DISRUPTED FIRE REGIMES
Historically, ecosystems across British Columbia, Canada, were adapted to fire regimes of varying frequency and severity. These fire regimes were maintained by a combination of Indigenous fire stewardship and lightning ignitions and actively created heterogeneous landscape mosaics. Over the last 150 years, the displacement of Indigenous peoples, policies of fire suppression and exclusion, and land-use change have disrupted these historical fire regimes and resulted in more homogenous landscapes that are increasingly susceptible to modern megafires - especially under climate change.

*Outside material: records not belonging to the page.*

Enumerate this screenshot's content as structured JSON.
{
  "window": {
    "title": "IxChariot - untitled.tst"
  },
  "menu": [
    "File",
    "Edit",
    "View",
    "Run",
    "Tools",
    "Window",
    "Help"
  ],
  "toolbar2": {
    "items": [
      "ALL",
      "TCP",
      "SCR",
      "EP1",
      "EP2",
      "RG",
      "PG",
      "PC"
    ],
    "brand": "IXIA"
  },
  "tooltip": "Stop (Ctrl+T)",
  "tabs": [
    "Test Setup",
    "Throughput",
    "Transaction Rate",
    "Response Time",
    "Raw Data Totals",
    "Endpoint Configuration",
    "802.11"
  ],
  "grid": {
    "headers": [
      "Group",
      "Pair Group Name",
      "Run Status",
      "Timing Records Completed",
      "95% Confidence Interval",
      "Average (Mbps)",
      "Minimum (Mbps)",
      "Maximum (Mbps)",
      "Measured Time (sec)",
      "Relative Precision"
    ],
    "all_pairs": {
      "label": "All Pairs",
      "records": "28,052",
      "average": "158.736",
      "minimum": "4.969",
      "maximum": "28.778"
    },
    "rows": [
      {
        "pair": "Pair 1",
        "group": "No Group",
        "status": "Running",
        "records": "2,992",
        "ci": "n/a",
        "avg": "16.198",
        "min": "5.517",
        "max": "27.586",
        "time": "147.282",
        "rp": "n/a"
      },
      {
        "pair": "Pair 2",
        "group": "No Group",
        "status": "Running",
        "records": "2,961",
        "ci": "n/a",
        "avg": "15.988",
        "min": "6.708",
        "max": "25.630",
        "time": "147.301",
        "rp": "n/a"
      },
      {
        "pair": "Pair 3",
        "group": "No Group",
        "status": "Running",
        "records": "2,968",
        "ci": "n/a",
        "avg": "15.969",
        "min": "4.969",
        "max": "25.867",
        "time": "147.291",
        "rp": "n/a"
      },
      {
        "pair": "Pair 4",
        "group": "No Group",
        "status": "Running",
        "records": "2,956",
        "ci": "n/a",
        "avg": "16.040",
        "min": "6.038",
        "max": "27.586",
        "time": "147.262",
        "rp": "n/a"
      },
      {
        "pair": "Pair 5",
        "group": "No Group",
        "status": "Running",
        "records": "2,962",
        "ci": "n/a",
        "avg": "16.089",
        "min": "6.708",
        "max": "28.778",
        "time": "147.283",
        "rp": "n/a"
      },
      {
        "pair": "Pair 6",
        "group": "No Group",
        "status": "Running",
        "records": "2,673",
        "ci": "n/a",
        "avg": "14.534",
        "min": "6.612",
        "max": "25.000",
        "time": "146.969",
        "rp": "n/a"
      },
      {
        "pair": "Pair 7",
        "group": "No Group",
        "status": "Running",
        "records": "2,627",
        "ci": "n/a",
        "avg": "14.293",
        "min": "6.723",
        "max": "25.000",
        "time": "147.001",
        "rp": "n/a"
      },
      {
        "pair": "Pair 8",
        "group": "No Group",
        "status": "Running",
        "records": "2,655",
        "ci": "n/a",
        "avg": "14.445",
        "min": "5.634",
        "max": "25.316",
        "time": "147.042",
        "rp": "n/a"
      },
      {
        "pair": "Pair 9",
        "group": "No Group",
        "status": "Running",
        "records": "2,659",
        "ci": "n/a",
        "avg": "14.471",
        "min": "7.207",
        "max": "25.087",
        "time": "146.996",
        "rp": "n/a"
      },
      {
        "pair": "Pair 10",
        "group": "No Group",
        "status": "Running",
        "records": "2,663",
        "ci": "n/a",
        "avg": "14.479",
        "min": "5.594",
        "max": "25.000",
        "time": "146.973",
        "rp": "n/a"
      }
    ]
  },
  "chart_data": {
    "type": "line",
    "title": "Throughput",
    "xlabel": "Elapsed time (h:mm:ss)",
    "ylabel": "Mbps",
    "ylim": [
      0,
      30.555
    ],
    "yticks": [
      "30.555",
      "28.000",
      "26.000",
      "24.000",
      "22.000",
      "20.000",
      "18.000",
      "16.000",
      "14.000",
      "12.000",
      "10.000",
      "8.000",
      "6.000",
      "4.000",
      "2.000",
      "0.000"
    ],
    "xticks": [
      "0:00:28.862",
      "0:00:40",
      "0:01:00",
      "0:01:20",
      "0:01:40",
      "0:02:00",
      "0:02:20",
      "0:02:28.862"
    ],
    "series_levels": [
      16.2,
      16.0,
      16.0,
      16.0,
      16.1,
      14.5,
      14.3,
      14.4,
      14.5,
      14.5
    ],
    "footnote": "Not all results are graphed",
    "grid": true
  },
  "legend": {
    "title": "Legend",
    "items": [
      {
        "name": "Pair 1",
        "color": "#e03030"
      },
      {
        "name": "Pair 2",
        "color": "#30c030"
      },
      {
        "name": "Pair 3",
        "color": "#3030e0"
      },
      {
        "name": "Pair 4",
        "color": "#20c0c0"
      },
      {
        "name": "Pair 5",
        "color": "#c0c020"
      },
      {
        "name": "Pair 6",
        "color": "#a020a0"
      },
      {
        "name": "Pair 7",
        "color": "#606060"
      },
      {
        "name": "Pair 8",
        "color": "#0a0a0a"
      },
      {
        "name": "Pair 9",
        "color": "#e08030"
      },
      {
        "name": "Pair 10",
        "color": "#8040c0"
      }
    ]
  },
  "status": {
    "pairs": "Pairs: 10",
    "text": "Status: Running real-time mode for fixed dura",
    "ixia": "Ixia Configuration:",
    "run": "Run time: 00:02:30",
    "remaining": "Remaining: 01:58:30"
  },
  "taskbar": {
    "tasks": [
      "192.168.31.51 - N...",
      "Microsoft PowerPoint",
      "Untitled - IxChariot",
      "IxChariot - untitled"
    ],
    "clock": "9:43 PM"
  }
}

We use a combination of tree-rings, historical aerial photographs, contemporary fuels measurements, and modelling to quantify historical and modern fire regimes and their primary drivers of change. We work collaboratively with First Nations to contextualise shifting fire regimes through time with a focus on Indigenous fire stewardship. We also work with First Nations and local communities to identify the social and ecological outcomes of shifting fire regimes, combining qualitative social science methods (e.g., interviews) with quantitative ecological inventories (e.g., tree-rings, fuels data, plant communities). Since 2017, we have expanded this research to explore the impacts of modern megafires in dry forest and boreal ecosystems with disrupted fire regimes across British Columbia.